Alaya created a 3D digital twin of a large client's tailings dam, which allows recommending the optimized discharge operation of tailings with high water content. This solution was developed for a copper mining company, but has the potential to be exported to any tailings dam in the world.
Water is an essential resource in mining: it is used in the comminution, mineral concentration and pulp transport processes, as well as supplying services external to the operation. In Chile, the use of water in this industry represents 3% of the country's total supply, according to the report "Water consumption in copper mining by 2019", prepared by the Directorate of Studies and Public Policies of the Chilean Commission of Copper (Cochilco). The same document indicates that many of these concessions and operations are located in areas where water scarcity is a limiting factor for regional development. For this reason, in recent years, mining companies have made an effort to improve the management of water resources within their processes.
Added to this is the concern that exists at the national level. In 2019, Chile was in 18th place in the ranking of countries with the most water stress in the world, according to the World Resources Institute (WRI). In this context, it is essential to have adequate and efficient water management for the sustainability and survival of the mining industry.
Based on the need to optimally reuse water in its processes and solve the generation of lagoons near the retaining walls of a tailings dam, a mining company opened a bidding process for the generation of proposals that included the use artificial intelligence in these processes. Until then, the company had a 2D simulator for the dam, and after Alaya was awarded this tender, they developed a process for simulating and optimizing tailings discharges in the basin, through a 3D digital twin (digital twin ).

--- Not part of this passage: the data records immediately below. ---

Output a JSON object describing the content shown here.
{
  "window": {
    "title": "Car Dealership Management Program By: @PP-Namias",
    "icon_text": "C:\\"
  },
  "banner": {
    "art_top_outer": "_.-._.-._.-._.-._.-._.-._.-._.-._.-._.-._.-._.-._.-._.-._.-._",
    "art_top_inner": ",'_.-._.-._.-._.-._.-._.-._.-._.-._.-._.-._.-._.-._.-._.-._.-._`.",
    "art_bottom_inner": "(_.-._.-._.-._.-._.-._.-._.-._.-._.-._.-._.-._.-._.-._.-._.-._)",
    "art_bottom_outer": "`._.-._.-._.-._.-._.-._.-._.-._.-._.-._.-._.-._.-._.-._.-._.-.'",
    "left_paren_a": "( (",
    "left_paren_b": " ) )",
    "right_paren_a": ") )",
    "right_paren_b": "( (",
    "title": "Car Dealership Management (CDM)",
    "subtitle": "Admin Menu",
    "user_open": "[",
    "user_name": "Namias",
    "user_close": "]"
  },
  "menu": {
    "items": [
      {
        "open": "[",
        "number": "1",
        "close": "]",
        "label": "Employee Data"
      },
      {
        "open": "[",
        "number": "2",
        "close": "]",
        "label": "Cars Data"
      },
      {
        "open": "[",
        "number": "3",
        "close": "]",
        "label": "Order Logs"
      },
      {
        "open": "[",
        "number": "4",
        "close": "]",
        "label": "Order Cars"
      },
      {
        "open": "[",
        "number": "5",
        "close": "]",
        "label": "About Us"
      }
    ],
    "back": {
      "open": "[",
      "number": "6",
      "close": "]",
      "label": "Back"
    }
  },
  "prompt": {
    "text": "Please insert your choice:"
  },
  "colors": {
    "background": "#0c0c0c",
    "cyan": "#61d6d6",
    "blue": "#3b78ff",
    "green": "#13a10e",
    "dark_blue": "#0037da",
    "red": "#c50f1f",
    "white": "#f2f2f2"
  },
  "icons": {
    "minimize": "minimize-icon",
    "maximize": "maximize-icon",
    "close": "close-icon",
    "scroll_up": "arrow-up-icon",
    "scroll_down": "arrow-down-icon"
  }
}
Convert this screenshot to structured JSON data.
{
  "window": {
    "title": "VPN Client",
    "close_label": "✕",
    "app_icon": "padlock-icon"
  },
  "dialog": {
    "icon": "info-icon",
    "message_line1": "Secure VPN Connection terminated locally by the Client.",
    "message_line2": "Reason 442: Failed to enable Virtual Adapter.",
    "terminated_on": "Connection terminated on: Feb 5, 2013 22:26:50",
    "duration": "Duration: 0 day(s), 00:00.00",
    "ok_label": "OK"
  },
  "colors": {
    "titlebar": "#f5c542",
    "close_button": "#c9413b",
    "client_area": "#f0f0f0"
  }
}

This digital twin – a virtual representation that accurately reflects an object or physical system – simulates the behavior of the dam and deposits, providing tailings discharge recommendations "at the points that will allow them to obtain greater water recovery and where operationally the required slopes are maintained so that management continues to be optimal”, explains Pablo Salinas, Manager of New Businesses in Artificial Intelligence at Alaya.
Thus, it is possible to generate reliefs that allow the basin to be filled efficiently, predict the requirements of wall cambers and maximize the displacement of the water resource towards the recovery lagoon. In this way, the formation of parasitic lagoons is reduced and the geotechnical risks in the retaining walls are mitigated.
The development, which includes the digital twin of the dam trained with analytical techniques and artificial intelligence, gives the Operations Management dynamism for decision making. This thanks to the continuous simulation of all aspects of the dam, including the behavior of the discharges and the growth needs of the dam in the short, medium or long term.
“The mining company requested that the dam filling optimization model be accompanied by a 3D tool that would allow viewing the dam levels with the most recent information available. Thus, they see in that image which are the sectors where it would be convenient for them to deposit tailings or send material for the construction of walls”, explains Waldo Fishwick. Deputy General Manager at Alaya.
The solution is also oriented towards operational and operational safety, optimization and maximization of the recovery of the water resource, taking advantage of the useful life of the deposit and reducing the costs associated with the re-management of tailings. It also indicates precisely the exact moment when new investments in infrastructure attached to the project are required.
LiDAR topographies, conventional topographies and bathymetry are used to feed the model. Thanks to its 3D quality, it allows daily, weekly or monthly planning of the processes, and not annual, as is usually planned.
Other opportunities
Waldo Fishwick explains that other artificial intelligence solutions can be designed to optimize water use in mining. “From the analytical point of view, a mathematical function can be developed to establish the exact amount of water needed to make the material mixtures, which in turn are going to be deposited in the tailings dam. There, the client can define how much water they are going to use and not just how much water they are going to recover in the process”, he says.
There are other examples. In Peru, the miner Minsur -the third largest tin producer in the world- monitors the quality of the effluent water using artificial intelligence and in the eighth region the Penquista startup Konatec developed a technological tool to measure the flow and deformation of minerals in real time to that only the necessary water is consumed in the processes.
It is a revolution that has just begun.